Nancy Parker’s Diary of Detection
London, 1920. Fourteen-year-old Nancy Parker leaves school and starts a Journal. She’s longing for real life to begin, preferably as a Detective! But all she’s offered is a job as a housemaid to Mrs Byrne who lives by the sea at Seabourne. Fortunately, Nancy’s new life turns out to be anything but boring. There’s a jewel thief about, and she suspects Cook of hiding a dark secret. And, most thrilling of all, could Mrs Byrne be mixed-up in murder?

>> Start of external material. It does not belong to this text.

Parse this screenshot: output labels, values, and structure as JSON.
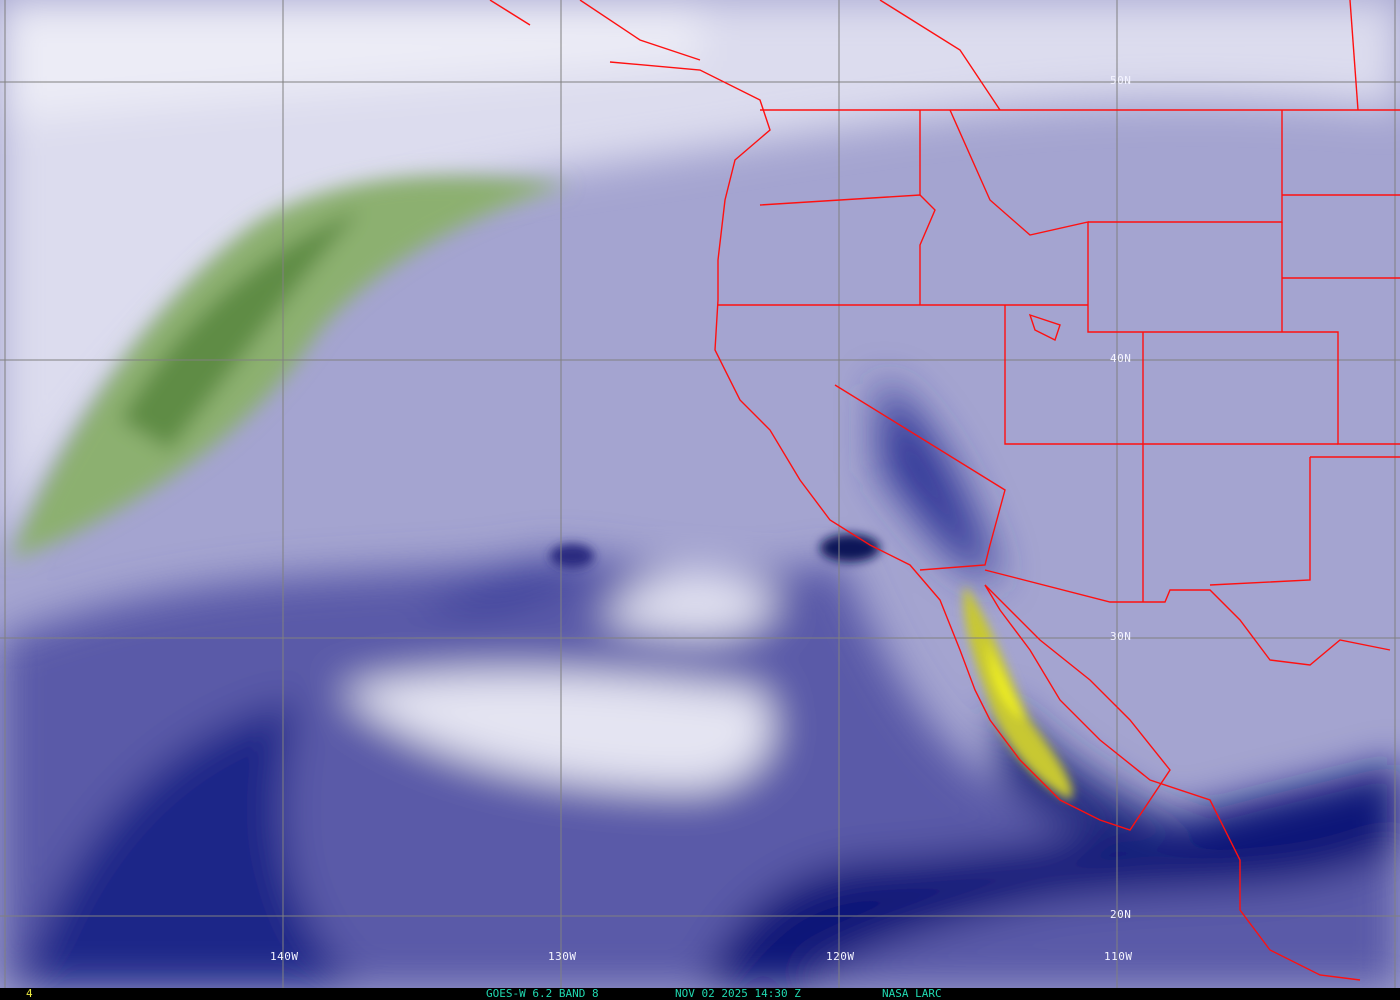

Julia Lee’s books usually have multiple viewpoints; so it is here. We also follow Ella Otter, bored daughter of an Archaeology Professor; and bespectacled schoolboy, Quentin Ives, who hates sport and longs to be a detective himself. Readers must keep their wits about them to avoid tangling the reins about who has discovered what.
I enjoyed Nancy’s handwritten and frequently misspelt Journal. I like the way her spelling gradually improves (Ella gives her a dictionary) but she never sorts out ‘psychology’ because she looks for it under ‘S’.
Lee is good at getting across the realities of life for housemaids in the 1920s: long hours, very hard work and few modern conveniences – no vacuum cleaner, for example. Mrs Byrne is less than scrupulous about paying her tradesmen’s bills; even poor Nancy finds herself down to her last sixpence before she dares to ask for her wages. Mrs Byrne makes it very clear that Nancy, as a mere servant, must Know Her Place. She must address her mistress as ‘Ma’am’ – pronounced ‘Mm’, and she must call Ella, ‘Miss’. Fortunately, American-born Ella has no truck with this outdated behaviour; why should she adhere to ‘stuffy English habits’?
The pace is terrific and Julia Lee knows how to keep her readers on tenterhooks. I look forward to Nancy’s further adventures. For children of 10 plus.